Trump Attack Point One – Biden’s four trillion-dollar tax increase will be the largest in US history, killing the economy.
Potential Response By Biden – Four trillion is a lot of money. So is the three trillion we needed to keep the economy afloat in recent months. We should have only needed that three trillion once. Not twice.
There is a difference between investing in the economy and throwing money away. I want to invest. Trump’s ineptitude and refusal to follow science and facts is wasting trillions by forcing us to pay twice for what we should have to pay for once.
Trump Attack Point Two – Joe Biden has been a politician for 50 years and accomplished nothing.
Potential Response By Biden – Being a politician is not exactly a popular profession these days. Neither is being a real estate developer from Manhattan, which is where the President’s values were formed.
I don’t apologize for my public service. I am proud of it. And one of the things it taught me is that you have to listen – even to people with whom you disagree – and take their views into account. Because this is a big country with a lot of people in it that see things differently, and a President is the President for all of them.
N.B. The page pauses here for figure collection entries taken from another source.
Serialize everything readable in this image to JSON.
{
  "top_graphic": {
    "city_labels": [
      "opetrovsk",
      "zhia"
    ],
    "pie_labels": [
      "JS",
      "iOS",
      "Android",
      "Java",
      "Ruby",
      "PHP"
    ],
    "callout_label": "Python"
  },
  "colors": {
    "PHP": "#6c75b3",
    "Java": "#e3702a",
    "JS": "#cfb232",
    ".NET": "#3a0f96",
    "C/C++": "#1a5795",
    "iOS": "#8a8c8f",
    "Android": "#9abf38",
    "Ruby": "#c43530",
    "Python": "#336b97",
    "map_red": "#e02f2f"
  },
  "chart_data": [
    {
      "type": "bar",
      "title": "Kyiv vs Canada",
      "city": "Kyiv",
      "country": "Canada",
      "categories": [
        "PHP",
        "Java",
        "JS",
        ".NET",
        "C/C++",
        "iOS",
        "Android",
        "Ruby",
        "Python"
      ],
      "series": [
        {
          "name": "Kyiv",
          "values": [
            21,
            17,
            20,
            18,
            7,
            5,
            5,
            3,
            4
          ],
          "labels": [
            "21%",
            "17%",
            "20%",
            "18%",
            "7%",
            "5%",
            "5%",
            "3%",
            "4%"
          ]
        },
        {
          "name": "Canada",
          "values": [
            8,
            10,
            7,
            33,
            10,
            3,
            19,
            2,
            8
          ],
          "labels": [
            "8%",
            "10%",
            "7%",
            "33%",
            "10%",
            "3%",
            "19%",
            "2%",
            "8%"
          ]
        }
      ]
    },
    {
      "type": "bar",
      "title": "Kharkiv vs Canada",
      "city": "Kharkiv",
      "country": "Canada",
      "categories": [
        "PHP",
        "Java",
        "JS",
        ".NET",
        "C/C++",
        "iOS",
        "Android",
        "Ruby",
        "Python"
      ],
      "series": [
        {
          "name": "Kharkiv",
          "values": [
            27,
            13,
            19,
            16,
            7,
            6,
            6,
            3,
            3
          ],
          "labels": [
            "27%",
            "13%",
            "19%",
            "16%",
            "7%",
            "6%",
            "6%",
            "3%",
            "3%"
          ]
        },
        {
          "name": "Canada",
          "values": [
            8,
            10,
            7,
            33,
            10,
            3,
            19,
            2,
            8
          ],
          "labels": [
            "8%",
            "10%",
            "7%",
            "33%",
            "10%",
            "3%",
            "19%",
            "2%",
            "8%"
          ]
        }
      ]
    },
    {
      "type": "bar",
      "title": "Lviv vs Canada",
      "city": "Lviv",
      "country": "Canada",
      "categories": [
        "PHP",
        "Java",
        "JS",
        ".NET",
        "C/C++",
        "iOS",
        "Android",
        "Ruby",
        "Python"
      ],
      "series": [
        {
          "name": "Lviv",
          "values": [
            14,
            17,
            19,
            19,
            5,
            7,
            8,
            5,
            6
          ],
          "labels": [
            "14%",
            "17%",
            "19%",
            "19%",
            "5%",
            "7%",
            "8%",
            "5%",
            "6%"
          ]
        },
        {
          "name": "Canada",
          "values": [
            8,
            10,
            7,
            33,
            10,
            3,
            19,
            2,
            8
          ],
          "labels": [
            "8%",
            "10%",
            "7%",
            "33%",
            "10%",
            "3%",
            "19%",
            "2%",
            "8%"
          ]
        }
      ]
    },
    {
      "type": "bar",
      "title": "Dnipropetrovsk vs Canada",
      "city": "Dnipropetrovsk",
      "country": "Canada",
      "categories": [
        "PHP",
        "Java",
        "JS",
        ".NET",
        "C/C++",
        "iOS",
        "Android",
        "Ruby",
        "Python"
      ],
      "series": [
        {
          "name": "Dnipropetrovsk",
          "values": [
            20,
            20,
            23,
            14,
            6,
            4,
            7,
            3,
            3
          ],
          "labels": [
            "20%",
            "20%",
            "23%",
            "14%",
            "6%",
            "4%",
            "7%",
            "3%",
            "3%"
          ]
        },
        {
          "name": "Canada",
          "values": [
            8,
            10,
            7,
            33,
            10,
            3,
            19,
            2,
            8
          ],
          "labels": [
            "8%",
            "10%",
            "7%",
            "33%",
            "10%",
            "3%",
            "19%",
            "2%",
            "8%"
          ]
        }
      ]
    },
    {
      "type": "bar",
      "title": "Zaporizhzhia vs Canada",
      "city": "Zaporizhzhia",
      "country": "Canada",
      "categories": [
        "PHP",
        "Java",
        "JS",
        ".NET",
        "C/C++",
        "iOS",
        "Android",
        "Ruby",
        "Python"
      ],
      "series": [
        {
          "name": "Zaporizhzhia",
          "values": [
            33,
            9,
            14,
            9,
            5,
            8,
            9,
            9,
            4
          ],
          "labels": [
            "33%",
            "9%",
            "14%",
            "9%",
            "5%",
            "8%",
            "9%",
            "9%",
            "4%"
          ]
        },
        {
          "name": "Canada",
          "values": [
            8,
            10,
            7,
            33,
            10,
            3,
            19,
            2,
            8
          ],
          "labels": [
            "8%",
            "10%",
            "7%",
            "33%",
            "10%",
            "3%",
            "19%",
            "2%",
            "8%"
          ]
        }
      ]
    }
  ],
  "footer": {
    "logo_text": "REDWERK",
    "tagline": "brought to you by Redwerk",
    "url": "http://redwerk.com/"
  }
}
What did Donald Trump learn over his decades at the Trump Organization? He was surrounded for many years by people whom he paid. When someone’s livelihood depends on pleasing the boss, it’s not about honesty or even facts. It’s about pleasing the boss. Praising his jokes, even when they’re not funny. His wisdom, even when there is none. His judgment, even when it’s absent. Which is exactly what we have witnessed in this administration. Donald Trump started out with some very capable people. Mattis. McMaster. Kelly. They all left or were fired because they had too much backbone to give the President the false praise he demands. With what result? Now we have a cabinet full of enablers who can’t stop the President from suggesting to the American people that they inject bleach to cure Covid.
Trump Attack Point Three – Joe Biden is corrupt; look at the deal he got for Hunter Biden with Burisma.
Potential Response By Biden – many of our families are complex. Including President Trump’s, as we can see from what his niece and his sister say about him.
Family members don’t control each other. They try to live together, and hopefully love each other. I don’t always approve of everything members of my family do. But I always love them.
Trump Attack Point Four – Obama/Biden killed American jobs with NAFTA. Trump fixed it with the USMCA, which even Nancy Pelosi praised.
Potential Response By Biden – the problem with the USMCA is Trump. He has already repeatedly reneged on the deal and shown our trading partners that the United States cannot be trusted to keep its word. So even if the USMCA could have been a good deal, Trump has hollowed it out.
Don’t get me wrong. I understand that Joe Biden has a highly skilled, intelligent team around him that has probably thought through all of this. And yet, Mike Bloomberg also had a skilled team but was unprepared to deal with some very predictable attack points during the one democratic primary debate that Bloomberg participated in.
The strength of these proposed responses to some of Trump’s inevitable attacks is that they are rooted in truth, which is a lot easier to build on then untruth. Reasonable people can, of course, formulate other, better answers. And millions of us (me among them) sincerely hope that Biden’s team is doing exactly that right now. Because rarely in the course of human events has so much hinged on the articulation of words and ideas by so few.